The book was published in the UK under the title Harvest (The Bodley Head). Translations have appeared in German (Hanser) and Italian (Ponte alle Grazie).

A truly remarkable debut, weird, inquisitive and swarming with memorable characters
— John Carey in The Sunday Times
Edward Posnett has written an exceptional first book; Strange Harvests is a subtle, fascinating braiding of travel, cultural and natural history, ethnography and economic analysis; a modern-day Wunderkammer with echoes of Pico Iyer as well as Sir Thomas Browne. Clear-eyed but never blithe, Posnett records the destructiveness of market rapacity as well as rare, hopeful examples of human and more-than-human harmony. It is a pleasure and an education to journey with him in these pages.

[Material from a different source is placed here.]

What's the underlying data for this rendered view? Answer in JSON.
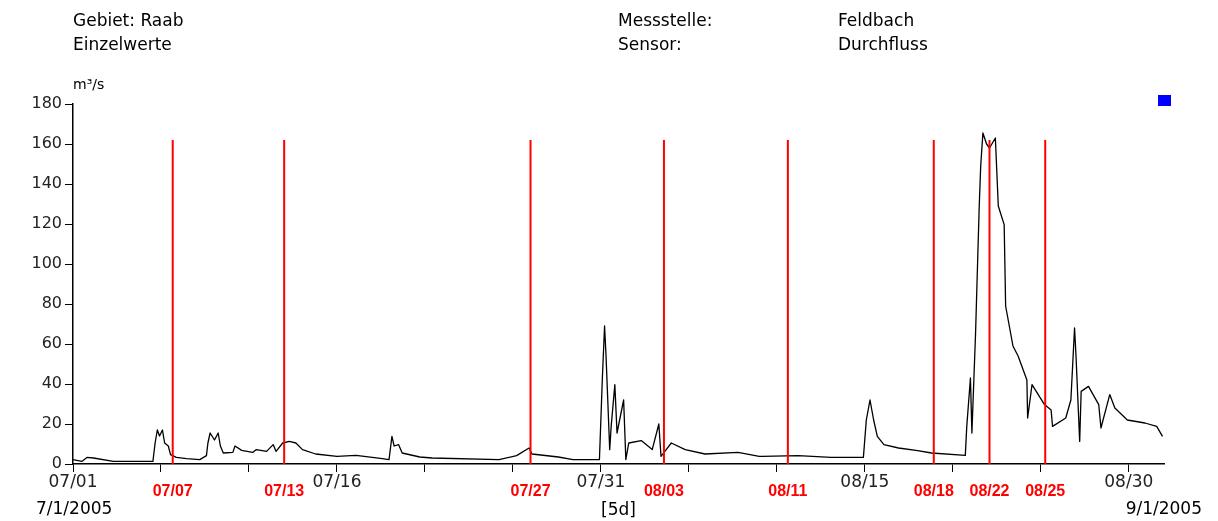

— Robert Macfarlane, author of Underland and The Old Ways
An original and bracing read. Posnett engages the reader sensually, intellectually, and poetically, dispelling any sense of separateness between our human existence and the material goods that rise from the earth and pass through our hands. The great gift of this book is that it inspires us to look with new depth into the varied stuff of life, and with this widened perspective, to act with care, grace, intelligence, and joy.
— Lyanda Lynn Haupt, author of Crow Planet and Mozart’s Starling
A beautiful exploration of our fraught connections with other species. With seemingly boundless curiosity, Posnett invites us on journeys through the surprising webs created by international trade. Uniting these stories from around the world are essential questions for our time: Is a balance between humans and the rest of nature possible? Or do we inevitably destroy what we harvest and desire? Full of surprise, delight, and horror, these lively tales illuminate and captivate.
— David George Haskell, author of The Songs of Trees and The Forest Unseen
Strange Harvests turns nature’s fairy tales inside out [and] usurps the reader’s expectations . . . an impressive addition to the modern travelogue, painting some of the world’s most remote terrain in visceral and sometimes breathtaking prose . . . an engrossing read.